Cape May Birds by the Month: August
by Paul Kerlinger
Black-and-white Warbler by Doyle Dowdell
Feeling a slight, cool breeze on my neck, I realized that the first signs of autumn had arrived. Standing on the dike platform at Higbee Beach Wildlife Management area one past mid-August day amidst some of America’s greatest birding talent, I was watching a very respectable migration of warblers, gnatcatchers, orioles, and some other species. The cool front that cleared the previous evening brought northwesterly winds and clear skies, the optimal conditions for a southbound migration of songbirds – one of the first major flights of the autumn. I was delighted to see Blue-gray Gnatcatchers and I even heard someone utter the words Louisiana Waterthrush, but I never saw it.
It may not feel like autumn, but August is an excellent month for bird migration in Cape May. The songbird migration begins in earnest by the 10th and is in full swing by the 20th of the month. The key is to time your birding to coincide with a cool front. Be at Higbee Beach at dawn and you may see 10 or perhaps 500 songbirds flying north toward the Cape May Ferry Terminal. Yes, NORTH! These are birds that migrated the previous night and are looking for safe and productive places feed, rest, and avoid predators. Look for them from first light until about 2 hours after sunrise.
Songbird migrants of mid-August, often are often difficult to see after the end of the month. These birds migrate earlier than other species that do not appear until late in August or in September. (Hint to finding these birds: Look for the birders wearing knee-high rubber boots. They will know where the good spots are!)
Least Sandpiper by Doyle Dowdell
Even if you don’t feel a cool west or north breeze, the birding is still hot in August. To some birders, August is the best month of the year for shorebirds. This is the time when millions of young shorebirds pour out of the arctic. They stop in our marshes, mud flats, and sand bars to stock up on invertebrates that they convert to fat. Any of the marshes can be excellent, as can sandbars like those behind Stone Harbor Point.

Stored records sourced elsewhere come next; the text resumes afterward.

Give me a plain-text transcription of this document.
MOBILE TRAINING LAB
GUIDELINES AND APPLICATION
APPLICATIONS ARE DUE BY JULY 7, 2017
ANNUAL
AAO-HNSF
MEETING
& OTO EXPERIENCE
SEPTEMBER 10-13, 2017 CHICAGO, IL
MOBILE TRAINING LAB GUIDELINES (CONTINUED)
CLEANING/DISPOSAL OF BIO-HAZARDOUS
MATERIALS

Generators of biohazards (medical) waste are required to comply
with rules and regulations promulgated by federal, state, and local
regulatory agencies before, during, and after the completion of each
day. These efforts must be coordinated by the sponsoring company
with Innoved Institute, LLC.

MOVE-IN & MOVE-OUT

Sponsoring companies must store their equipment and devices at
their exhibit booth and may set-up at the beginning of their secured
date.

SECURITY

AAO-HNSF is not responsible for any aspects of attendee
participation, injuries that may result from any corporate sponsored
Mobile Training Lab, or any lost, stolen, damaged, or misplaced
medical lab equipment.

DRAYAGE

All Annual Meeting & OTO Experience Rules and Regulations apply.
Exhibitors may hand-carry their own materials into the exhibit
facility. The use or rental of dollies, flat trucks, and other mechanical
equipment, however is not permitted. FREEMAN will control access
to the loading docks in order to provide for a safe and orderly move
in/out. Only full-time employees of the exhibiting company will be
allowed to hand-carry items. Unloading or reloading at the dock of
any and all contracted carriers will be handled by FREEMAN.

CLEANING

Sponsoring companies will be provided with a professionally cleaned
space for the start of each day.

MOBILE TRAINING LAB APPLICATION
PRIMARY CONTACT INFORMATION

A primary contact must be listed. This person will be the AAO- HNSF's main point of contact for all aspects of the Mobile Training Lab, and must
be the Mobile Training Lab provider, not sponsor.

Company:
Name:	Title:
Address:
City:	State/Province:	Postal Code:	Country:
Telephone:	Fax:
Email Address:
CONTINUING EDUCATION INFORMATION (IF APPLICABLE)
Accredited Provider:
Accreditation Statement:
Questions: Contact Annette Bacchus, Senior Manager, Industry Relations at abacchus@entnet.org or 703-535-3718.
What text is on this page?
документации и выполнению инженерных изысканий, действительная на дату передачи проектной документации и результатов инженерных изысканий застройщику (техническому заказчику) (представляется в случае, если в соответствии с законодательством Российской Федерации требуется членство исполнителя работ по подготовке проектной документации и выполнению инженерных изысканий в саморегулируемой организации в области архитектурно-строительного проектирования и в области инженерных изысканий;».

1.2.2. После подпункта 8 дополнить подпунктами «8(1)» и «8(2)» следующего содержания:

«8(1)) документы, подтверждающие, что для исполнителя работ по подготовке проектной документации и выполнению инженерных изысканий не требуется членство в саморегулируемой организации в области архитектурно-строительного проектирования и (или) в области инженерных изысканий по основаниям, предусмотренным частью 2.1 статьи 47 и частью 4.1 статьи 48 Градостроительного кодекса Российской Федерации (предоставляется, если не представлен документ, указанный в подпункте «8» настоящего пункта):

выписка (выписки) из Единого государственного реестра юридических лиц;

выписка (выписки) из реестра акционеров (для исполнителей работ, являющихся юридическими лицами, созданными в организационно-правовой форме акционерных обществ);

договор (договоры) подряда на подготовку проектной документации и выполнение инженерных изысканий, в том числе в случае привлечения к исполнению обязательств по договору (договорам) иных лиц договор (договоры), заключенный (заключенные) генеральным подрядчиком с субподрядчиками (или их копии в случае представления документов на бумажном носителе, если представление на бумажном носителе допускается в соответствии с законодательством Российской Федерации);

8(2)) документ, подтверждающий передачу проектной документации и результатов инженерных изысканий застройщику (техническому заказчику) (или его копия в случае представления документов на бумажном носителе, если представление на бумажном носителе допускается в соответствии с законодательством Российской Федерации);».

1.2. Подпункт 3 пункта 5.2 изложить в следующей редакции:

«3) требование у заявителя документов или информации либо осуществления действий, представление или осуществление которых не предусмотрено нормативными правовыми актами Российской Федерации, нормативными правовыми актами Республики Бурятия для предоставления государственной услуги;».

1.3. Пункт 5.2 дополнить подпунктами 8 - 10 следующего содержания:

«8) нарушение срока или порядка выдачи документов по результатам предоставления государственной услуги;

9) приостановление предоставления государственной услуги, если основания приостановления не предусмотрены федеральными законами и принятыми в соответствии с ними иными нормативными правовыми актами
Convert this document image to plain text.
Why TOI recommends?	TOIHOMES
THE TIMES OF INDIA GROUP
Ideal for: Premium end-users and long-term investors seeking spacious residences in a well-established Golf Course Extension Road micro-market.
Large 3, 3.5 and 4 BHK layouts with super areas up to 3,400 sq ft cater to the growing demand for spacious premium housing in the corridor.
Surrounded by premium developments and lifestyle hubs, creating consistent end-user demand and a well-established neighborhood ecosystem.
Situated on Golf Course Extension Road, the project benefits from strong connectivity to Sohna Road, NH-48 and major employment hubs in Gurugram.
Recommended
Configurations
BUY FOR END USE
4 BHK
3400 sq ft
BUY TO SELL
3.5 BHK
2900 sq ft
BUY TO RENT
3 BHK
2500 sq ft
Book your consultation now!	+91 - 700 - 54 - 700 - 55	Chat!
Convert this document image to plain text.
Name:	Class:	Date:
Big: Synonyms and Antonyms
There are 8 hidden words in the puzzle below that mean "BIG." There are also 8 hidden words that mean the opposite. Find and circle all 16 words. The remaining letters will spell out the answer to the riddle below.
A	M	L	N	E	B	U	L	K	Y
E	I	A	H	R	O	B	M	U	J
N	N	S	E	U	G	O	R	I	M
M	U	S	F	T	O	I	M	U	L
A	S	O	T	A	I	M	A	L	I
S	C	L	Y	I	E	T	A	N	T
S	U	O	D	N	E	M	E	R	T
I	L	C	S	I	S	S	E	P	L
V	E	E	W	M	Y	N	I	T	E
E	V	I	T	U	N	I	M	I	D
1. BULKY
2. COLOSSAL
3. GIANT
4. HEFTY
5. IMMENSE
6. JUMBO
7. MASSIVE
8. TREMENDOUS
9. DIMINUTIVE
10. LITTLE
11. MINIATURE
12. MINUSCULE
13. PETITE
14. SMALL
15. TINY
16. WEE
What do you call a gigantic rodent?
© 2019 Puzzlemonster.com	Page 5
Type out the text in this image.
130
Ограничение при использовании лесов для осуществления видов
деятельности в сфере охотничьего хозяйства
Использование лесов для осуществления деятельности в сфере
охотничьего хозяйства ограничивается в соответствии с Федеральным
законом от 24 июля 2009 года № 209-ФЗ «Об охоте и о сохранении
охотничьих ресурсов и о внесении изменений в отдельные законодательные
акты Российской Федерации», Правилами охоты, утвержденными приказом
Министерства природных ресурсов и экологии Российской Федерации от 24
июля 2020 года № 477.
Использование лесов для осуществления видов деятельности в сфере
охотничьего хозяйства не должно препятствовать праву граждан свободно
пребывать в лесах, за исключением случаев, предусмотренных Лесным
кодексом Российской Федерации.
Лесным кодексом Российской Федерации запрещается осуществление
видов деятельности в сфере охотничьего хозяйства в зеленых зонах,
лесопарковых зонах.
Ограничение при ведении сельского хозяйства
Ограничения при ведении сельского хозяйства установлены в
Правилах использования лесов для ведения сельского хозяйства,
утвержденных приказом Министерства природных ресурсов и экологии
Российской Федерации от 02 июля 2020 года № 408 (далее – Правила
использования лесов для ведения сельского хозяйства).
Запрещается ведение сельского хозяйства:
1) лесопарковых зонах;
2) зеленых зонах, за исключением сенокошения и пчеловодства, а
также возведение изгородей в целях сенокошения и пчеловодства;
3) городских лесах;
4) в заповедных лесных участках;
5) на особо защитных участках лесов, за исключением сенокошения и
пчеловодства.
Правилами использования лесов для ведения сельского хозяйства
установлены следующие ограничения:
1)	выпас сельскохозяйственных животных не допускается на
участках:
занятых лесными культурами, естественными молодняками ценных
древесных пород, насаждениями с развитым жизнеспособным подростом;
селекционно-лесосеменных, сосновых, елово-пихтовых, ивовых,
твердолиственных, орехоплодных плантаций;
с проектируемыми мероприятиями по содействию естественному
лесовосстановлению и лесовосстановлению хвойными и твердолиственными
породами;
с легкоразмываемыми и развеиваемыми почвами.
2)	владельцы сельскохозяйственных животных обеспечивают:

One of the best places is the Forsythe National Wildlife Refuge where you can bird along the 7 mile dike road, looking at both freshwater and saltwater marshes and flats. One of the fun parts about August shorebirding is the rarities that sometimes show up. For example, you may see Curlew Sandpiper amongst the Semipalmated Sandpipers, Semipalmated Plovers, Least Sandpipers, Short-billed Dowitchers, and yellowlegs.
August also offers a potpourri of other species as well. In the marshes, you may see the spectacle of 100 or more egrets (Snowy and Great, mixed with Tricolored and Little Blue herons) feeding on minnows in a shrinking tide pool. Look for the white patches on the marsh and you may see this feeding frenzy. Caught by a quickly dropping tide, thousands of small fish are trapped in shallow, small ponds. They become easy pickings for egrets and herons, not to mention terns and gulls. The Skimmer, an ecotourism pontoon boat that ventures into the marshes daily, can get you close to these and other birds.
Terns and more Terns
Common Tern by Jerry Liguori
The back bays and inlets are filled at this time of year with terns of several species. Least, Common, Forster’s, and a few Royal Terns. Also look for these birds along the beach front, feeding just beyond or even in the surf. August can also bring rare terns, like the Whiskered Tern (an African species) that showed up in the summer of 1993. That bird made the front page of the Sunday, New York Times!
Brown Pelicans start showing up in bigger numbers in August. If you watch the tidepools and channels along Ocean Drive, between Cape May and Wildwood Crest, or the tidepools along Stone Harbor Blvd., you should also see good numbers of Black Skimmers and Oystercatchers. You may hear the latter species before you see them.
Osprey leaving nest
If the jet skis and boats aren’t present, you should also see Osprey diving for fish from 20-100 feet above the water. The young birds are plentiful and don’t catch as many fish as adults. If you see one capture a fish, watch the way it holds it head first and also try to determine if it is a bunker (menhaden), mullet, weakfish, snapper bluefish, or other small fish. They offer a great show when you find them.
In August, the migration of hawks has commenced. Watch for Bald Eagles, Broad-winged Hawks, American Kestrels, and Northern Harriers. All have started to move by mid-August and the numbers pick up dramatically by the end of the month. Try an hour or two from 9 a.m. through noon at the Cape May Point State Park hawk watch for these birds.
Don’t wait for the blustery cold fronts of autumn to bird in Cape May. August birding can be as hot as the weather. Birding in August is also compatible with a beach vacation. Go birding early in the morning and in the evening, so you can hit the beach at midday.